La misión de Netanyahu
La estrategia del primer ministro israelí consiste en negar la asimetría en el conflicto con Palestina
Es algo aparentemente inaudito. Pero de lógica implacable. El primer ministro israelí, Benjamín Netanyahu, se dirigía el martes al Congreso de EE UU en un agresivo esfuerzo por impedir que Washington y Teherán firmaran un acuerdo sobre el programa nuclear iraní, que sería una de las joyas de la corona, cerca ya del final del mandato de Obama. Los dos líderes se han detestado hasta este miércoles educadamente, lo que no obsta para que el presidente norteamericano satisfaga casi todas las exigencias de Jerusalén. Pero si hay acuerdo, el desaire a Israel será estentóreo, y, como contrapartida, Netanyahu ha osado infligir una afrenta aún mayor: no haber informado de sus intenciones a la Casa Blanca.
El día 17 habrá elecciones en Israel. Y la oposición ha acusado de “electoralista” al primer ministro por su descarada visita a Washington. Serán unos comicios a cara de perro en los que los adversarios de Netanyahu han hecho circular un vídeo en el que un antiguo jefe del Mosad y docenas de mandos del ejército, a quienes nadie calificaría de disidentes, piden el voto contra el líder del Likud, porque “pone en peligro” las relaciones con el gran aliado y protector norteamericano.
Netanyahu da ese paso, primero porque sabe que los lazos con EE UU son estructurales y que no puede haber ruptura, y segundo, porque, sopesando desaire y suerte electoral, debe creer que afianzando esta última sale ganando. El primer ministro se dirige principalmente a un electorado convencido de que el mundo entero está conchabado contra el Estado sionista, a lo que da pábulo el rebrote de antisemitismo en Europa y base histórica, el crimen secular contra el pueblo judío. Y ese votante puede juzgar el desplante a Washington como una muestra de insobornable defensa del Estado.
El complemento de la operación lo ha desplegado el líder sionista con sus repetidas y recientes exhortaciones a sus correligionarios del mundo entero a emigrar a Israel, es de suponer que salvo de EE UU, donde son mucho más útiles como pieza clave de la alianza. Un futuro Gobierno dirigido por Netanyahu aspiraría verosímilmente a anexionarse en torno a un 40% de los territorios ocupados, reduciendo el resto a una entidad político-administrativa, intervenida, desmilitarizada, sin control de fronteras, a la que un conveniente eufemismo llamara Estado palestino.

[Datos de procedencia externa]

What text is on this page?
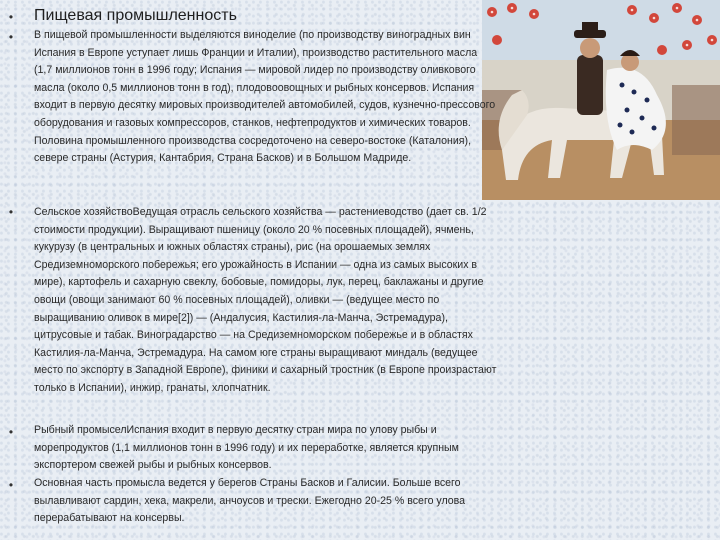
• Пищевая промышленность
•	В пищевой промышленности выделяются виноделие (по производству виноградных вин Испания в Европе уступает лишь Франции и Италии), производство растительного масла (1,7 миллионов тонн в 1996 году; Испания — мировой лидер по производству оливкового масла (около 0,5 миллионов тонн в год), плодовоовощных и рыбных консервов. Испания входит в первую десятку мировых производителей автомобилей, судов, кузнечно-прессового оборудования и газовых компрессоров, станков, нефтепродуктов и химических товаров. Половина промышленного производства сосредоточено на северо-востоке (Каталония), севере страны (Астурия, Кантабрия, Страна Басков) и в Большом Мадриде.

•	Сельское хозяйствоВедущая отрасль сельского хозяйства — растениеводство (дает св. 1/2 стоимости продукции). Выращивают пшеницу (около 20 % посевных площадей), ячмень, кукурузу (в центральных и южных областях страны), рис (на орошаемых землях Средиземноморского побережья; его урожайность в Испании — одна из самых высоких в мире), картофель и сахарную свеклу, бобовые, помидоры, лук, перец, баклажаны и другие овощи (овощи занимают 60 % посевных площадей), оливки — (ведущее место по выращиванию оливок в мире[2]) — (Андалусия, Кастилия-ла-Манча, Эстремадура), цитрусовые и табак. Виноградарство — на Средиземноморском побережье и в областях Кастилия-ла-Манча, Эстремадура. На самом юге страны выращивают миндаль (ведущее место по экспорту в Западной Европе), финики и сахарный тростник (в Европе произрастают только в Испании), инжир, гранаты, хлопчатник.

•	Рыбный промыселИспания входит в первую десятку стран мира по улову рыбы и морепродуктов (1,1 миллионов тонн в 1996 году) и их переработке, является крупным экспортером свежей рыбы и рыбных консервов.

•	Основная часть промысла ведется у берегов Страны Басков и Галисии. Больше всего вылавливают сардин, хека, макрели, анчоусов и трески. Ежегодно 20-25 % всего улова перерабатывают на консервы.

El remate sería la conversión de Israel en Estado exclusivamente judío, que enterrara para siempre la idea del regreso, siquiera simbólico de algunos miles de los varios millones de palestinos expulsados o huidos, más sus descendientes, en las guerras de 1948 y 1967.
El enfrentamiento Palestina-Israel ha sido militarmente asimétrico, un Estado poderoso contra bandas terroristas, y su consecuencia, una victoria nunca concluyente del Gobierno de Jerusalén. Las mal llamadas negociaciones de paz, hoy interrumpidas por extenuación de la Autoridad Palestina que preside Mahmud Abbas, también tienen esa base asimétrica, que solo podría desembocar en un acuerdo en el que Israel hiciera la mayor parte de las concesiones: retirada de los territorios ocupados. Pero toda la estrategia de Netanyahu, de la que el torpedeo del acuerdo con Irán es solo un eslabón, consiste en negar esa asimetría. Por ello, las negociaciones carecen hoy por completo de sentido.